In summary, a healthy grief has many possible outlets. Some people are naturally more feeling-oriented as they grieve, while others are more cerebral. Some respond outwardly, while others keep it to themselves. Some want to have a close network of friends around them, and others prefer to be independent. Each individual’s experience is unique therefore one should not expect to have a “one-size-fits-all grief”. It’s common to feel listless and lifeless, discouraged and sometimes depressed long after this process of grief and many strong emotions can still resurface. But then after a while there comes a time when the pain ceases in intensity, gradual reawakening takes root and then eventually the lost energy is renewed and reinvigorated along with hope and the new transformed life.
It is said that through this process of grief, that one has traversed the difficult path to reach eventual healing.
Finally, here are some succinct points for overcoming grief:
-Connect with caring and supportive people.
-Offer support to other loved ones who are grieving also; this is sometimes the best way to overcome personal grief.
-Give yourself enough time. Everyone reacts differently to a loss.
– Allow yourself to feel sadness, anger, or whatever you need to feel. Find healthy ways to share your feelings and express yourself, such as talking with friends or writing in a journal.
-Recognize that your life has changed. You may feel less engaged with work or relationships for some time. This is a natural part of loss and grief.
-Holidays and other important days can be very hard. Consider new traditions or celebrations that support healing.
-Take care of your physical health.
-Be honest with young people about what has happened and about how you feel, and encourage them to share their feelings, too.
-Work through difficult feelings like bitterness and blame. These feelings can make it harder to move forward in your life.
-Make a new beginning. As the feelings of grief become less intense, return to interests and activities you may have dropped and think about trying something new.

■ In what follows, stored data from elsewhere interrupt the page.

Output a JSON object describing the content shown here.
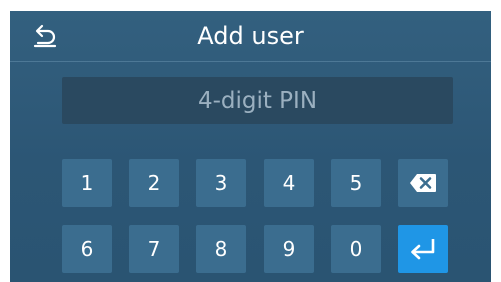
{
  "header": {
    "back_icon": "back-arrow-icon",
    "title": "Add user"
  },
  "pin": {
    "placeholder": "4-digit PIN",
    "value": ""
  },
  "keypad": {
    "row1": [
      "1",
      "2",
      "3",
      "4",
      "5"
    ],
    "row2": [
      "6",
      "7",
      "8",
      "9",
      "0"
    ],
    "backspace_icon": "backspace-icon",
    "enter_icon": "enter-return-icon"
  },
  "colors": {
    "background": "#2c5675",
    "key": "#3b6d8f",
    "enter_key": "#1f96e6",
    "field": "#2a4960"
  }
}
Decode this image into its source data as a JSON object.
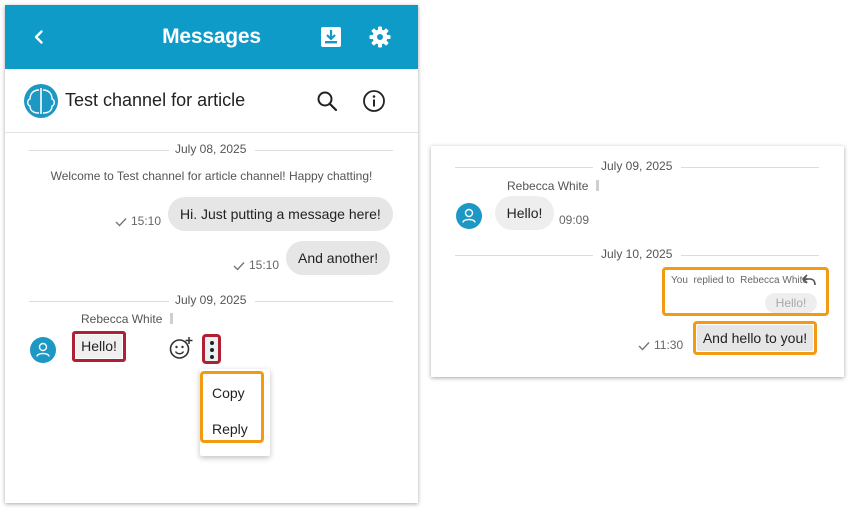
{
  "left_panel": {
    "app_title": "Messages",
    "channel_title": "Test channel for article",
    "date1": "July 08, 2025",
    "system_message": "Welcome to Test channel for article channel! Happy chatting!",
    "outgoing": [
      {
        "text": "Hi. Just putting a message here!",
        "time": "15:10"
      },
      {
        "text": "And another!",
        "time": "15:10"
      }
    ],
    "date2": "July 09, 2025",
    "sender": "Rebecca White",
    "incoming_text": "Hello!",
    "menu": [
      "Copy",
      "Reply"
    ]
  },
  "right_panel": {
    "date1": "July 09, 2025",
    "sender": "Rebecca White",
    "incoming_text": "Hello!",
    "incoming_time": "09:09",
    "date2": "July 10, 2025",
    "reply_you": "You",
    "reply_label": "replied to",
    "reply_target": "Rebecca White",
    "quoted_text": "Hello!",
    "outgoing_text": "And hello to you!",
    "outgoing_time": "11:30"
  },
  "icons": {
    "back": "chevron-left-icon",
    "download": "download-icon",
    "settings": "gear-icon",
    "search": "search-icon",
    "info": "info-icon",
    "read": "check-icon",
    "emoji": "add-reaction-icon",
    "more": "more-vertical-icon",
    "reply": "reply-icon"
  },
  "colors": {
    "primary": "#0f9bc8",
    "highlight_red": "#b11f34",
    "highlight_orange": "#f29a12"
  }
}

-Think about waiting before making major life decisions. You may feel differently as your feelings of grief lose their intensity, and the changes may add to the stress you’re already experiencing.
A Letter to a Dying Man
Bassui wrote the following letter to one of his disciples who was about to die:
“The essence of your mind is not born, so it will never die. It is not an existence, which is perishable. It is not emptiness, which is a mere void. It has neither color nor form. It enjoys no pleasures and suffers no pains.
“I know you are very ill. Like a good Zen student, you are facing that sickness squarely. You may not know exactly who is suffering, but question yourself: What is the essence of this mind? Think only of this. You will need no more. Covet nothing. Your end which is endless is as a snowflake dissolving in the pure air.”
Nothing is for certain. Nothing lasts forever therefore one must make the most of what one has and truly appreciate life’s precious gifts.
What is life? What is its purpose? Answering these questions might motivate us to live a more meaningful existence and investigate the deeper truths of life.